Ice Cold: Class Action Claims Consumers ‘Deceived’ into Buying ‘Misleadingly’ Labeled Igloo Coolers
Chung et al. v. Igloo Products Corp.
Filed: October 13, 2020 ◆§ 1:20-cv-04926
A class action alleges Igloo's coolers fall far short of the ice retention times touted on the products' labels.
Igloo Products Corp. has touted “misleading and unsubstantiated” claims in marketing, advertising and promoting its line of coolers, which cannot retain ice for as long as represented on product labels, a proposed class action alleges.
According to the 23-page suit, Igloo’s coolers, which are labeled as “3 Day,” “5 Day,” “7 Day” and “120 Hour” ice retention, simply cannot keep ice frozen for as long as consumers are led to believe. The lawsuit alleges buyers who reasonably relied on Igloo’s “misleading labeling” were deceived into buying the coolers.
“Defendant has led Plaintiffs and reasonable consumers to falsely believe that the Products will retain ice for [sic] certain period of time,” the lawsuit says. “In doing so, Defendant falsely represented that the Product will retain ice for the same period of time during normal usage.”
The lawsuit notes that some of Igloo’s products are sold with the disclaimer “Under Controlled Conditions in 90 degrees constant,” which is presented in “lighter color and very small font” in comparison to a cooler’s label. Moreover, the case says the definition for “ice retention” varies “among different groups,” contending the dictionary definition of the terms indicates that any amount of ice left in a cooler should remain solid.
To that point, however, the complaint describes Igloo’s definition of “ice retention,” stated below, as “puzzling”:
“‘Ice retention’ is the product’s ‘level of cooling’ measured in how many days it can retain ice. This is tested in controlled laboratory conditions by filling a cooler with a fixed amount of ice, closing the lid, and placing it in a 90-degrees-Fahrenheit oven to simulate a warm outdoor environment. The cooler’s ice retention level is the amount of time (measured in days) that it takes for the ice to reach 39 degrees and begin to melt.
The way you use your cooler and the conditions you’re in often vary, so the actual cooler performance may be different from our lab results.”
Picking apart this statement, the lawsuit centers on Igloo’s claim that it measures ice retention as the amount of time it takes ice to reach 39 degrees and begin to melt, arguing that ice begins to melt at above 32 degrees Fahrenheit, not 39. In that light, the complaint contends, Igloo’s definition of ice retention “seems to be 39-degree water temperature after all the ice has melted,” and not when the ice itself reaches 39 degrees and begins to melt.
According to the suit, Igloo’s definition of ice retention does not jibe with that of reasonable consumers. From the complaint:
“The consumers’ definition of ‘ice retention’ is when the original ice is fully nonfunctional and loses most of the ability to keep items chilled. The ice cooler industry, including retail sellers, definition of ‘ice retention’ is the amount of days it takes most or all of the ice to be melted into liquid starting from the ice filled to full capacity.

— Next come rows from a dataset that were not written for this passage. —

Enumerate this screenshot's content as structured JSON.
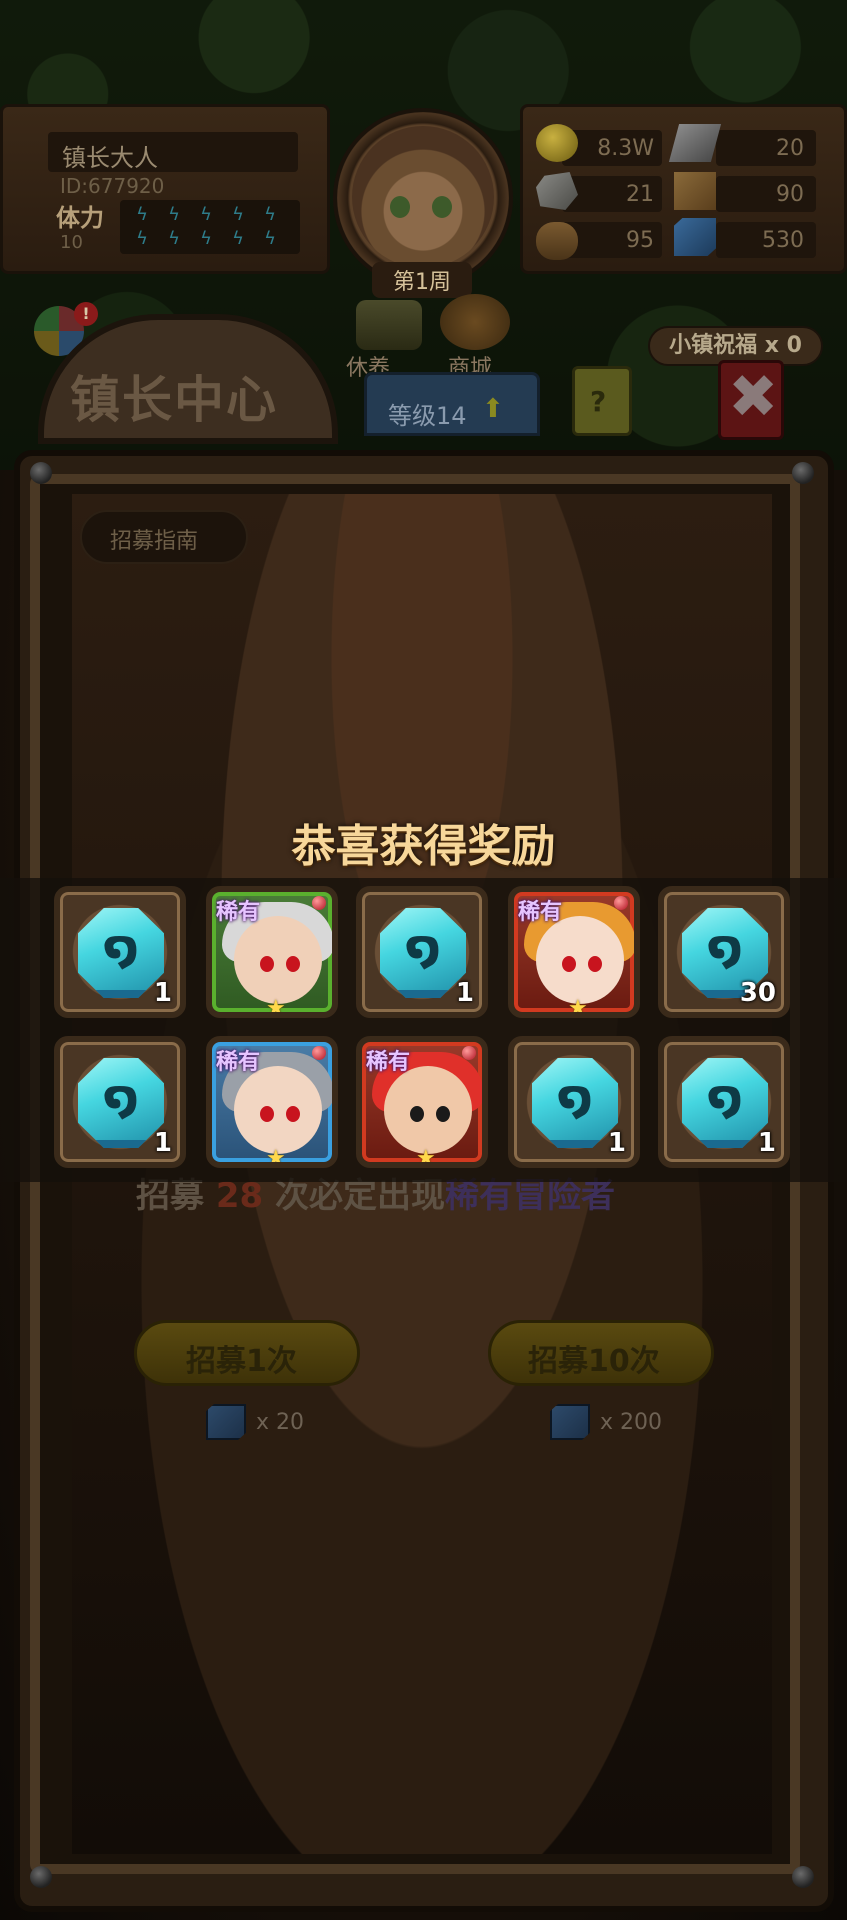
{
  "player": {
    "name": "镇长大人",
    "id": "ID:677920",
    "stamina_label": "体力",
    "stamina_value": "10",
    "week": "第1周"
  },
  "resources": [
    {
      "icon": "gold-coin-icon",
      "value": "8.3W"
    },
    {
      "icon": "iron-ingot-icon",
      "value": "20"
    },
    {
      "icon": "stone-ore-icon",
      "value": "21"
    },
    {
      "icon": "map-scroll-icon",
      "value": "90"
    },
    {
      "icon": "wood-log-icon",
      "value": "95"
    },
    {
      "icon": "blue-gem-icon",
      "value": "530"
    }
  ],
  "nav": {
    "rest": "休养",
    "shop": "商城",
    "blessing": "小镇祝福 x 0",
    "notification_badge": "!"
  },
  "tabs": {
    "center": "镇长中心",
    "level": "等级14",
    "help": "?",
    "close": "✖"
  },
  "recruit": {
    "guide": "招募指南",
    "pity_prefix": "招募",
    "pity_count": "28",
    "pity_mid": "次必定出现",
    "pity_rare": "稀有冒险者",
    "single_label": "招募1次",
    "single_cost": "x 20",
    "ten_label": "招募10次",
    "ten_cost": "x 200"
  },
  "reward": {
    "title": "恭喜获得奖励",
    "rare_tag": "稀有",
    "items": [
      {
        "kind": "item",
        "name": "rune-stone",
        "qty": "1"
      },
      {
        "kind": "hero",
        "name": "white-hair-hero",
        "frame": "green",
        "tag": "稀有"
      },
      {
        "kind": "item",
        "name": "rune-stone",
        "qty": "1"
      },
      {
        "kind": "hero",
        "name": "orange-hair-heroine",
        "frame": "red",
        "tag": "稀有"
      },
      {
        "kind": "item",
        "name": "rune-stone",
        "qty": "30"
      },
      {
        "kind": "item",
        "name": "rune-stone",
        "qty": "1"
      },
      {
        "kind": "hero",
        "name": "silver-hair-hero",
        "frame": "blue",
        "tag": "稀有"
      },
      {
        "kind": "hero",
        "name": "red-hair-hero",
        "frame": "red",
        "tag": "稀有"
      },
      {
        "kind": "item",
        "name": "rune-stone",
        "qty": "1"
      },
      {
        "kind": "item",
        "name": "rune-stone",
        "qty": "1"
      }
    ]
  },
  "colors": {
    "title_gold": "#f7d79a",
    "rune_cyan": "#45d6e0",
    "rare_purple": "#e6c4ff",
    "pity_red": "#d23a20"
  }
}
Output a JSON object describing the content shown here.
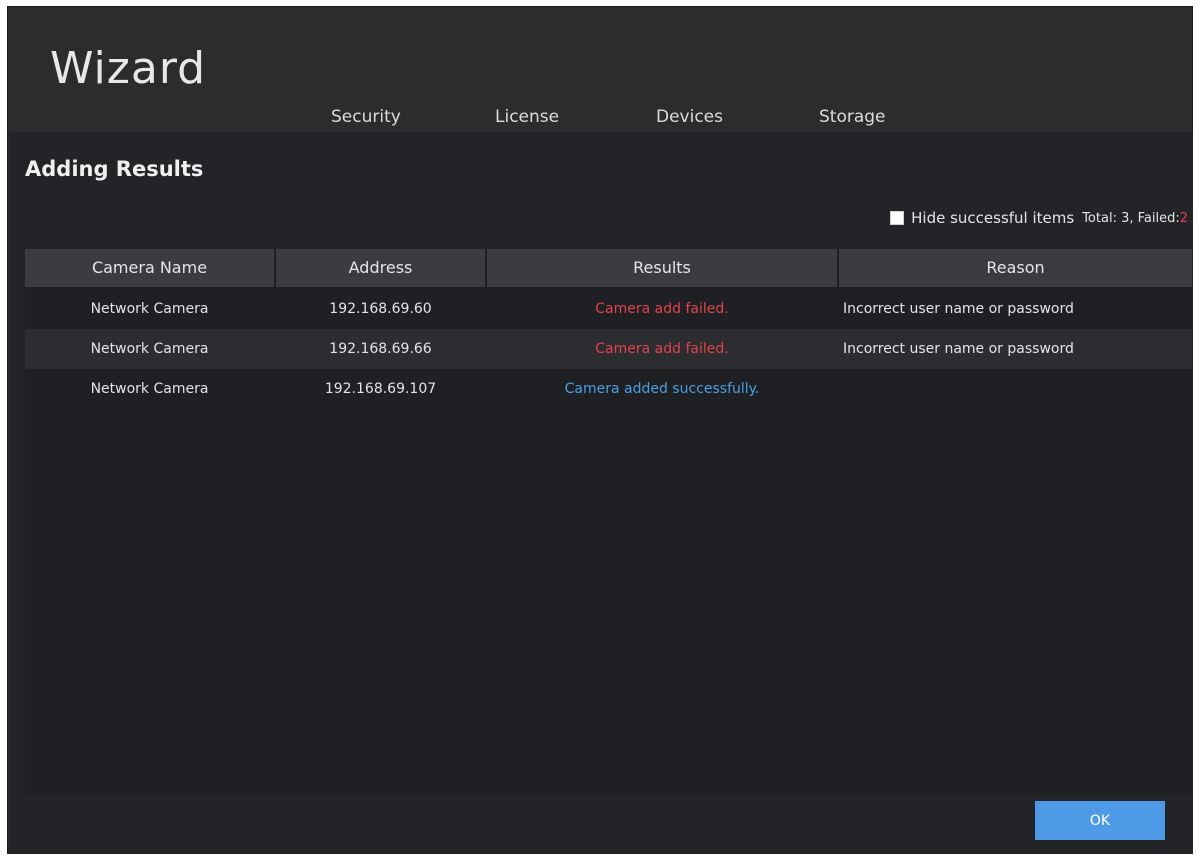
{
  "window": {
    "title": "Wizard"
  },
  "steps": [
    "Security",
    "License",
    "Devices",
    "Storage"
  ],
  "section_title": "Adding Results",
  "filter": {
    "hide_label": "Hide successful items",
    "checked": false,
    "totals_prefix": "Total: 3, Failed:",
    "failed_count": "2"
  },
  "table": {
    "columns": [
      "Camera Name",
      "Address",
      "Results",
      "Reason"
    ],
    "rows": [
      {
        "name": "Network Camera",
        "address": "192.168.69.60",
        "result": "Camera add failed.",
        "status": "failed",
        "reason": "Incorrect user name or password"
      },
      {
        "name": "Network Camera",
        "address": "192.168.69.66",
        "result": "Camera add failed.",
        "status": "failed",
        "reason": "Incorrect user name or password"
      },
      {
        "name": "Network Camera",
        "address": "192.168.69.107",
        "result": "Camera added successfully.",
        "status": "success",
        "reason": ""
      }
    ]
  },
  "colors": {
    "failed": "#e2424b",
    "success": "#4a9ee3",
    "accent": "#4f9ae6"
  },
  "ok_label": "OK"
}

Defendant clearly and conspicuously has conveyed the message to consumers that the Product retains the ice for 3 to 7 days.”

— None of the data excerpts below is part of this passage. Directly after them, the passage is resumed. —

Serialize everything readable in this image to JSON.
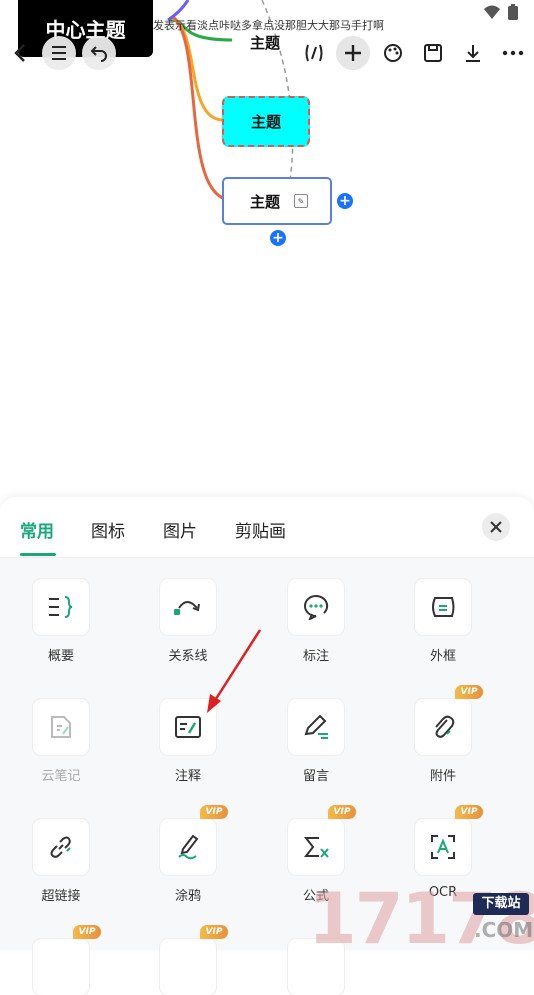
{
  "mindmap": {
    "central_topic": "中心主题",
    "note_text": "发表示看淡点咔哒多拿点没那胆大大那马手打啊",
    "topics": [
      "主题",
      "主题",
      "主题"
    ]
  },
  "toolbar": {
    "icons": [
      "back-icon",
      "outline-icon",
      "undo-icon",
      "format-icon",
      "add-icon",
      "palette-icon",
      "save-icon",
      "download-icon",
      "more-icon"
    ]
  },
  "panel": {
    "tabs": [
      "常用",
      "图标",
      "图片",
      "剪贴画"
    ],
    "tools": [
      {
        "label": "概要",
        "vip": false
      },
      {
        "label": "关系线",
        "vip": false
      },
      {
        "label": "标注",
        "vip": false
      },
      {
        "label": "外框",
        "vip": false
      },
      {
        "label": "云笔记",
        "vip": false
      },
      {
        "label": "注释",
        "vip": false
      },
      {
        "label": "留言",
        "vip": false
      },
      {
        "label": "附件",
        "vip": true
      },
      {
        "label": "超链接",
        "vip": false
      },
      {
        "label": "涂鸦",
        "vip": true
      },
      {
        "label": "公式",
        "vip": true
      },
      {
        "label": "OCR",
        "vip": true
      }
    ],
    "vip_text": "VIP"
  },
  "watermark": {
    "number": "17178",
    "badge": "下载站",
    "suffix": ".COM"
  },
  "colors": {
    "accent": "#1aa87b",
    "central_bg": "#000000",
    "topic_fill": "#00ffff",
    "topic_dash": "#e0574f",
    "selected_border": "#5b7fe0",
    "add_button": "#1a73ff"
  }
}
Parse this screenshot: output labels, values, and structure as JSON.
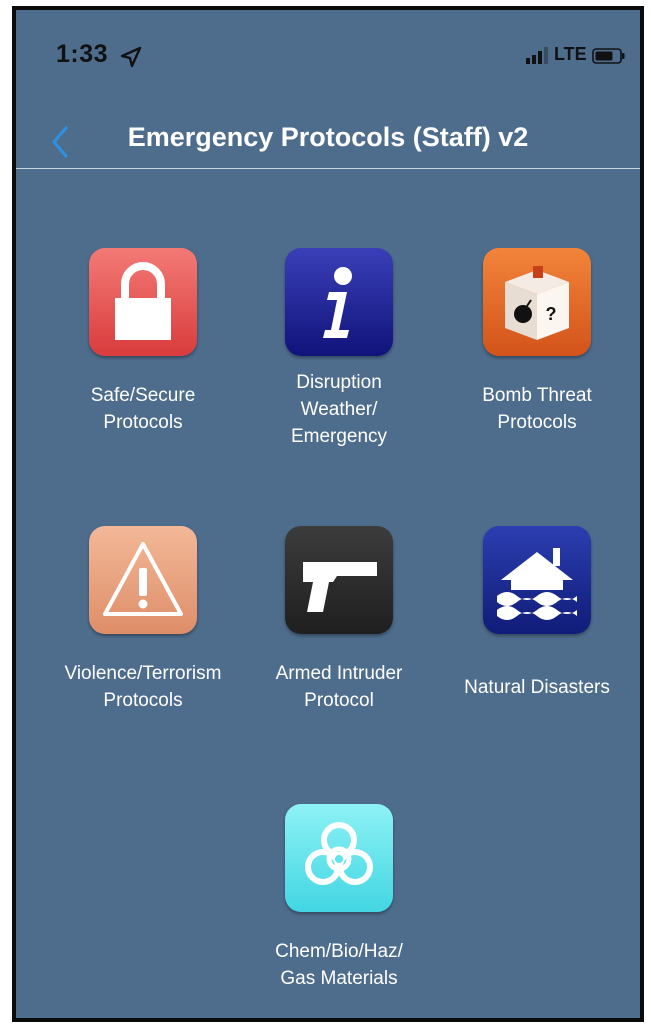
{
  "status_bar": {
    "time": "1:33",
    "network": "LTE",
    "icons": [
      "location-arrow-icon",
      "signal-bars-icon",
      "battery-icon"
    ]
  },
  "nav": {
    "back_icon": "chevron-left-icon",
    "title": "Emergency Protocols (Staff) v2"
  },
  "colors": {
    "background": "#4e6d8d",
    "safe_secure": "#e24a4a",
    "disruption": "#1a1f8f",
    "bomb_threat": "#e2651f",
    "violence": "#e9a07c",
    "armed_intruder": "#2e2e2e",
    "natural_disasters": "#1b2a8c",
    "chem_bio": "#5fe3ec"
  },
  "tiles": [
    {
      "label_lines": [
        "Safe/Secure",
        "Protocols"
      ],
      "icon": "padlock-icon"
    },
    {
      "label_lines": [
        "Disruption",
        "Weather/",
        "Emergency"
      ],
      "icon": "info-icon"
    },
    {
      "label_lines": [
        "Bomb Threat",
        "Protocols"
      ],
      "icon": "bomb-box-icon"
    },
    {
      "label_lines": [
        "Violence/Terrorism",
        "Protocols"
      ],
      "icon": "warning-triangle-icon"
    },
    {
      "label_lines": [
        "Armed Intruder",
        "Protocol"
      ],
      "icon": "pistol-icon"
    },
    {
      "label_lines": [
        "Natural Disasters"
      ],
      "icon": "flooded-house-icon"
    },
    {
      "label_lines": [
        "Chem/Bio/Haz/",
        "Gas Materials"
      ],
      "icon": "biohazard-icon"
    }
  ]
}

Further, the lawsuit argues that consumers exposed to Igloo’s ice retention claims expect not only that ice will remain frozen but that food and beverages will be chilled for the same period of time.
The plaintiffs, New York and New Jersey residents, claim they each bought Igloo coolers after being exposed to the “120 Hour Ice Retention” claim on the products’ labels. The consumers, who say they’ve used the product for fishing, travel and picnic/barbecue activities, allege their Igloo coolers cannot keep ice frozen for as long as stated on the coolers’ labels.
“In his experience, [Plaintiff] avers that the ice is retained for maximum 2 days while draining the water every few hours. In order to keep fish and food fresh and keep from spoiling, [Plaintiff] is required to replenish the ice on fishing trips or long term travel,” the case says of the New York consumer’s experience. With regard to the New Jersey plaintiff, the lawsuit claims the man puts three to four bags of ice in his cooler for long fishing trips, and puts another two to three bags in on his way home. By the time he arrives home, “the cooler is mostly water with some pieces of ice floating on it,” the complaint says.
“On a barbeque or picnic, [Plaintiff] noticed that most of the ice has melted into water by late afternoon,” the case additionally claims.
Had the plaintiffs known their Igloo coolers would not perform as represented on their labels, they would not have bought the product, or would have bought a competing cooler, the lawsuit says. Included in the case are a number of online reviews panning Igloo coolers for their apparent failure to retain ice for as long as the labels suggest they will.
The lawsuit looks to cover all consumers who bought in the U.S. or its territories one or more Igloo coolers that claimed “3 Day,” “5 Day,” “7 Day” or “120 Hour” ice retention.